After questions from ‘Fast Company,’ it will now ban political ads that claim false victory in the days after November 3.
Facebook banned political ads a week before the election. After questions from ‘Fast Company,’ it will now ban political ads—including those by the Trump campaign—that claim false victory in the days after November 3.
Facebook has said it will reject political ads that spread misinformation about the outcome of the November 3 election, several hours after Fast Company reported that the company’s stated policies would do nothing to prevent a candidate such as Donald Trump from declaring victory before the final results are tabulated.
“We will be rejecting political ads that claim victory before the results of the 2020 election have been declared,” a Facebook spokesperson told Fast Company, as the company was preparing a tweet clarifying its policy on post-election-night political ads.
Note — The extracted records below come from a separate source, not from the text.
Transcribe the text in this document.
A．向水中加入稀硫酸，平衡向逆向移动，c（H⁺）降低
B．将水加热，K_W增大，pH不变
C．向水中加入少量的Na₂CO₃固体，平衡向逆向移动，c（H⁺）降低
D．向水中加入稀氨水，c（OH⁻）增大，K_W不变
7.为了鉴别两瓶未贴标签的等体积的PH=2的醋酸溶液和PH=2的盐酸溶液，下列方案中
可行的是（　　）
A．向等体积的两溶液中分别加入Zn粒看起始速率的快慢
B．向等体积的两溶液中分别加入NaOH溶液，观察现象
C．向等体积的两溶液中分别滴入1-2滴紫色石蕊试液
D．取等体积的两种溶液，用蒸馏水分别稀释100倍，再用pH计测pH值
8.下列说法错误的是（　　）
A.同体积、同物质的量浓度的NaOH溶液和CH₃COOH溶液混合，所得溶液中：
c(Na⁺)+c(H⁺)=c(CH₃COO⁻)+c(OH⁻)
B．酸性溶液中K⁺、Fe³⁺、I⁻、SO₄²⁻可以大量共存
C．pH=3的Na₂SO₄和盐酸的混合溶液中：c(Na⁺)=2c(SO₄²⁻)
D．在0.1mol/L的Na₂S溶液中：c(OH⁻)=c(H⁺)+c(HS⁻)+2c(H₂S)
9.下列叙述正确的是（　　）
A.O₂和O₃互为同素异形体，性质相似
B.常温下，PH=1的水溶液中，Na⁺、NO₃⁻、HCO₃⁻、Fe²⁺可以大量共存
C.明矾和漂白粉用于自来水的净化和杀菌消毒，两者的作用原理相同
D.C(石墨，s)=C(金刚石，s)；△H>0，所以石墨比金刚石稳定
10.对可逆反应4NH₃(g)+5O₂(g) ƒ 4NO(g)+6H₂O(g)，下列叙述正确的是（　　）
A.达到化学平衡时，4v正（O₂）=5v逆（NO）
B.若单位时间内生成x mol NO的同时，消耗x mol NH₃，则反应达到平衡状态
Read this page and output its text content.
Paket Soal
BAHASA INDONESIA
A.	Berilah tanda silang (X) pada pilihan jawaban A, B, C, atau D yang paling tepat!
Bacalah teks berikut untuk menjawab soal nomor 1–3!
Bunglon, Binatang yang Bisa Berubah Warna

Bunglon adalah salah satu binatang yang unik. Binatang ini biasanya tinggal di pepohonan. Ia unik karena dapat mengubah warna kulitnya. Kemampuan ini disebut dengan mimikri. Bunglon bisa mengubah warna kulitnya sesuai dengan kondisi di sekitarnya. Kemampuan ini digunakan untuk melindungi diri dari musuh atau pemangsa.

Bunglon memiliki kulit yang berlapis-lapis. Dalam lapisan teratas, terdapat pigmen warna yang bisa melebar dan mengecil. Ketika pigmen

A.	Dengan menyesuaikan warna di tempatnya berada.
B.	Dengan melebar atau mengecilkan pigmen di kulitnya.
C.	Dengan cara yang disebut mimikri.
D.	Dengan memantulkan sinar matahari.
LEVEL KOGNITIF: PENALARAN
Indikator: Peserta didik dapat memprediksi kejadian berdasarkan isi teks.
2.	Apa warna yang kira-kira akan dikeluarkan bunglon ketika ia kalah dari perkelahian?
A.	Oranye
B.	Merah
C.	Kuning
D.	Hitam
As Fast Company originally reported, there is no law and previously was no Facebook policy to stop the Trump campaign, or any other political campaign, from falsely claiming victory through millions of ads starting at 12:01 a.m. Pacific Time on election night.
The policy change is an update to Facebook CEO Mark Zuckerberg’s September 3 blog post, in which the CEO said that his company would not publish political ads in the week before the election because there wouldn’t be enough time before Election Day to fact-check their claims. When Fast Company reached out, however, the company confirmed that political campaigns would be able to place new ads on Facebook starting November 4.
The company has also announced that it would apply an “informational label” to content that calls into question the legitimacy of the election or its outcome. And it’ll add a label to posts by campaigns or candidates that declare victory before the full results are in. Facebook failed to clarify how its policy relates to ads before this article was published.
In a “normal” election year this might have been less worrisome; in the past, winners have commonly been projected by midnight. But because of mail-in voting during the coronavirus pandemic, it won’t happen like that in 2020. The result of the presidential race is likely to be very much in doubt when we go to bed on November 3.
And 12:01 a.m. on November 4 could mark the outset of an extremely sensitive and crucial period when election officials take a week or longer to process and tabulate the mail-in ballots used by millions of voters this year. Election integrity experts have said that the in-person votes will be counted first in many jurisdictions and that because higher numbers of his base will likely vote in person, Trump may appear to hold a lead on election night. That could change over the following weeks as mail-in ballots are tabulated.
If the Trump campaign could have used a mass media channel such as Facebook to declare victory in the early hours of November 4, it could send the GOP base into a frenzy of euphoria—and it may go on believing Trump won even after the official ballot count later reveals Biden to be the president-elect. Trump might then declare the election “rigged” (as he did in 2016, even after winning!) and refuse to leave the White House. The nation would find itself in the teeth of a constitutional crisis.
Facebook’s policy on political ads, in general, is that it’s “in the public interest” to see them, even if they contain disinformation.
Zuckerberg said in the September 3 blog post that Facebook would make no further changes before the election, “to ensure there are clear and consistent rules.” However, this latest update points to how the company is continuing to shape its policy in the weeks leading up to the election.